Ratna Sarumpaet merupakan sosok penting dalam dunia seni teater Indonesia. Dikenal karena keberaniannya mengangkat isu-isu sosial dan politik melalui karya-karya panggungnya, Ratna adalah seorang teaterawan yang kiprahnya melampaui sekadar dunia seni. Ia adalah seniman yang tak segan menyuarakan ketidakadilan, baik lewat naskah maupun aksi nyata. Jejak langkahnya dalam dunia seni dan masyarakat menunjukkan perpaduan antara kreativitas, idealisme, dan semangat perjuangan. https://ratnasarumpaet.id/
Ratna lahir pada 16 Juli 1949 di Tarutung, Sumatera Utara, dari keluarga Batak. Ia dibesarkan dalam lingkungan yang menghargai pendidikan dan nilai-nilai moral. Ayahnya, Salvanus Sarumpaet, adalah seorang pendeta dan politisi, yang barangkali mewariskan kepadanya semangat juang dan keberanian berbicara di ruang publik. Masa kecilnya diwarnai dengan semangat intelektual yang membentuk karakter kritisnya sejak dini.
Perjalanan Ratna di dunia teater dimulai pada tahun 1970-an. Ia menjadi anggota Teater Satu dan kemudian mendirikan Teater Satu Merah Panggung. Namun puncak karier teaternya muncul ketika ia mendirikan kelompok Satu Merah Putih. Dalam kelompok ini, Ratna tak hanya berperan sebagai sutradara, tapi juga penulis naskah dan pemain. Ia menjadikan teater sebagai medium perlawanan terhadap ketidakadilan dan ketimpangan sosial, khususnya pada masa Orde Baru yang membatasi kebebasan berekspresi.

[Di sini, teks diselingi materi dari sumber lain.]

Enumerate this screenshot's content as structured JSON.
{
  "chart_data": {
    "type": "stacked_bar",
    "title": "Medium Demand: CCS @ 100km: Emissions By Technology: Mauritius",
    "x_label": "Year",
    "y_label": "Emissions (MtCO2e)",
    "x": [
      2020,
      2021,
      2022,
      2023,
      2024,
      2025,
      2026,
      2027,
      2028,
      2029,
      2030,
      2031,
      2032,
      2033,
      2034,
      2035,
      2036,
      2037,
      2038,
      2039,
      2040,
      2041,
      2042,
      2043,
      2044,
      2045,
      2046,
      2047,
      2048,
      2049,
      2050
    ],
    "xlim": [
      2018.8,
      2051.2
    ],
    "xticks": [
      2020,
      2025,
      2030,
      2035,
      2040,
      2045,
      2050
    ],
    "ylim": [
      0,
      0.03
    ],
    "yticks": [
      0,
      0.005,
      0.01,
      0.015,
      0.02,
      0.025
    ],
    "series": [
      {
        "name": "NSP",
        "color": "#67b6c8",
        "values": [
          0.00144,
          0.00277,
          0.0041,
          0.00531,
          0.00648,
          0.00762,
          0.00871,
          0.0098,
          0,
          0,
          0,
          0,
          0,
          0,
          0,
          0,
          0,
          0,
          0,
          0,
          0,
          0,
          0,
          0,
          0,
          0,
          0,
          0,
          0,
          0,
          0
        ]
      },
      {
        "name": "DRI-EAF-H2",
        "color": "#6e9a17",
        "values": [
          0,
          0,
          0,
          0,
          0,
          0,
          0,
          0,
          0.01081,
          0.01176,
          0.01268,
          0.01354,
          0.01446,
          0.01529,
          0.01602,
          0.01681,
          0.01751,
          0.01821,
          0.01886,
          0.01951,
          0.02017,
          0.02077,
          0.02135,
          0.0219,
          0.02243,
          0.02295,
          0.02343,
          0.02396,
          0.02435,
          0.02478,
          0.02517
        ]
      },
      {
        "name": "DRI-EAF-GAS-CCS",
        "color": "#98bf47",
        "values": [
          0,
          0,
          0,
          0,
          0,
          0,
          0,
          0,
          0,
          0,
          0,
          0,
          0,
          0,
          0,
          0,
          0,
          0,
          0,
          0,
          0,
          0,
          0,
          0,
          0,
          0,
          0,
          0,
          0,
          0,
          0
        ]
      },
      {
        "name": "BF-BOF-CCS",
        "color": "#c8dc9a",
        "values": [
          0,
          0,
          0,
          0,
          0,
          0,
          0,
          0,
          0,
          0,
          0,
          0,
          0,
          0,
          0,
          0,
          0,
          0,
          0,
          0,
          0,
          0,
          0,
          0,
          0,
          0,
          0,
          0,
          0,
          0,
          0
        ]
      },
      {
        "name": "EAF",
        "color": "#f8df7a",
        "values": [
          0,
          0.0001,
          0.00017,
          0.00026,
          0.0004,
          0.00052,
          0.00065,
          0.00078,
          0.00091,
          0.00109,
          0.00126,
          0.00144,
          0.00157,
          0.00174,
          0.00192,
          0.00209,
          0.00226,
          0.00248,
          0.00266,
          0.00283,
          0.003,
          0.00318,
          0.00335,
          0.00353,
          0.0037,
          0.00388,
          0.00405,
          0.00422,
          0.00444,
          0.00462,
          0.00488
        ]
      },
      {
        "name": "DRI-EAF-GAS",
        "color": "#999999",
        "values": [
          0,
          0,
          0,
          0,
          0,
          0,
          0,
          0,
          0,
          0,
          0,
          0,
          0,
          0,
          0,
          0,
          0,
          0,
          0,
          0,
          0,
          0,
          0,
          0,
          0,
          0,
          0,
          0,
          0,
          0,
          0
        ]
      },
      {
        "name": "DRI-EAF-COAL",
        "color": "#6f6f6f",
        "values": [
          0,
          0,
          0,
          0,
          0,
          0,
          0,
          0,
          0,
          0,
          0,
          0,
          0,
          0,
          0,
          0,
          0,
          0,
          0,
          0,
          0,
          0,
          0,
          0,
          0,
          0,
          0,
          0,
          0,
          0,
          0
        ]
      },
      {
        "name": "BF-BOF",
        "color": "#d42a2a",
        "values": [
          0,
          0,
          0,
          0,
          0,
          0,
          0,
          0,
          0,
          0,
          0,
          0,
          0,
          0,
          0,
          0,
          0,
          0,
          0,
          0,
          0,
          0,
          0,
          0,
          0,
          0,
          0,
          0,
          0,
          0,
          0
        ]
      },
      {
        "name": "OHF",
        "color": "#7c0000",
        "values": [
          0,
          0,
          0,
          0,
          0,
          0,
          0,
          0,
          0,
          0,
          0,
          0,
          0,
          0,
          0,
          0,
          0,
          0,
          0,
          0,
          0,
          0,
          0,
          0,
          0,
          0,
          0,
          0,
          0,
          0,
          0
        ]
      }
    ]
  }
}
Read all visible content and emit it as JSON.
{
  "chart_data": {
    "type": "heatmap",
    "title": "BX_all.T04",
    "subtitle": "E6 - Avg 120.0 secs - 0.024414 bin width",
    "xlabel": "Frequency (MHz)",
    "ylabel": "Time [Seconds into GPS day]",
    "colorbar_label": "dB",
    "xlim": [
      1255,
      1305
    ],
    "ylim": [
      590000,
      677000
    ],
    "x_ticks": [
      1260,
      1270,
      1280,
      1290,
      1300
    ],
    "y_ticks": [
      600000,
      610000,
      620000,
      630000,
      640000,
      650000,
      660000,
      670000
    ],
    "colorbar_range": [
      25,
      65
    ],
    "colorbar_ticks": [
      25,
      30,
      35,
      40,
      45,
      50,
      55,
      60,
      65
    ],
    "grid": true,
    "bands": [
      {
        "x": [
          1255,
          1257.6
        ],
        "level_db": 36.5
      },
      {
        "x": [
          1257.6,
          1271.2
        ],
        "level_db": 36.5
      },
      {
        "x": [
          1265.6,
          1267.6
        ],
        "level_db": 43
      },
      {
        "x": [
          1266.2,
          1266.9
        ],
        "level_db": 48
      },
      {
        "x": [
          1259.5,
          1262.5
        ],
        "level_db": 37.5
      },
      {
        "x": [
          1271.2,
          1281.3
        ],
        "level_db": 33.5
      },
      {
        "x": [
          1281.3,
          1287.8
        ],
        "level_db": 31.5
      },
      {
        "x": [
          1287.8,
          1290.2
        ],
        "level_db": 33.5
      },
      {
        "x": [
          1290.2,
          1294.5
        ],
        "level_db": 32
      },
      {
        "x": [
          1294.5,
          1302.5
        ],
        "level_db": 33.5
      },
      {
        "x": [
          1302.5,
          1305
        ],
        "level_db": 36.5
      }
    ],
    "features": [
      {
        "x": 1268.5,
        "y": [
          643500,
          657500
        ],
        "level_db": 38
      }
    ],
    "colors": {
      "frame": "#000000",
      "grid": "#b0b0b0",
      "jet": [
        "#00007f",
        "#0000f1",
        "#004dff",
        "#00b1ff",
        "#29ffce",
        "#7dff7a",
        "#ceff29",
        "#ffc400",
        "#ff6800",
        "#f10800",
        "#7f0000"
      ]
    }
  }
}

Salah satu karya monumental Ratna adalah drama “Marsinah: Nyanyian dari Bawah Tanah” (1994), yang mengisahkan kisah nyata aktivis buruh Marsinah yang dibunuh secara misterius. Lewat drama ini, Ratna menyuarakan kegelisahan masyarakat terhadap represi kekuasaan dan perlakuan terhadap kaum buruh. Karya ini mendapat sambutan luas, tak hanya di Indonesia, tetapi juga di luar negeri, seperti Jepang dan Jerman. Kritik sosial yang tajam dan keberanian untuk mengungkap kenyataan pahit menjadi ciri khas karya-karya Ratna.
Selain “Marsinah”, karya lain yang juga mencuri perhatian adalah “Alia, Luka Serambi Mekah”, yang mengangkat tragedi kekerasan di Aceh. Ia kerap memilih tema-tema berat dan politis, mencerminkan komitmennya terhadap perubahan sosial. Dalam setiap pentasnya, Ratna menghadirkan kenyataan yang sering disembunyikan dari publik. Teater bukan hanya hiburan baginya, melainkan alat perjuangan.
Namun, kiprah Ratna tidak terbatas dalam dunia seni. Ia juga aktif dalam gerakan sosial dan politik. Setelah Reformasi 1998, ia semakin vokal menyuarakan pandangan politiknya. Ia pernah bergabung dalam berbagai aksi demonstrasi, mendukung hak-hak perempuan, kebebasan berpendapat, serta melawan kekerasan negara. Keberaniannya ini membuatnya sering bersinggungan dengan kekuasaan dan menuai pro-kontra di tengah masyarakat.
Kehidupan pribadi Ratna juga tak lepas dari sorotan. Ia adalah ibu dari sejumlah anak, salah satunya adalah aktris Atiqah Hasiholan. Keluarganya kerap menjadi cerminan dari idealisme dan kebebasan berpikir yang ia perjuangkan. Meski dalam beberapa tahun terakhir namanya sempat tercoreng karena kasus hoaks yang melibatkan dirinya, tidak dapat disangkal bahwa kontribusinya terhadap dunia teater Indonesia sangat besar dan layak dikenang.
Ratna Sarumpaet adalah representasi dari seniman yang tak hanya mencipta, tapi juga berjuang. Ia menggunakan panggung sebagai ruang untuk menggugat, memprovokasi kesadaran, dan membela mereka yang terpinggirkan. Jejak langkahnya dalam dunia teater Indonesia menegaskan bahwa seni tidak pernah netral, dan bahwa panggung bisa menjadi medan perjuangan untuk sebuah perubahan.
Melalui teater, Ratna telah membuktikan bahwa suara kebenaran bisa bergema, bahkan dari balik tirai panggung. Meski perjalanan hidupnya penuh liku, karya-karyanya tetap menjadi bagian penting dalam sejarah teater modern Indonesia.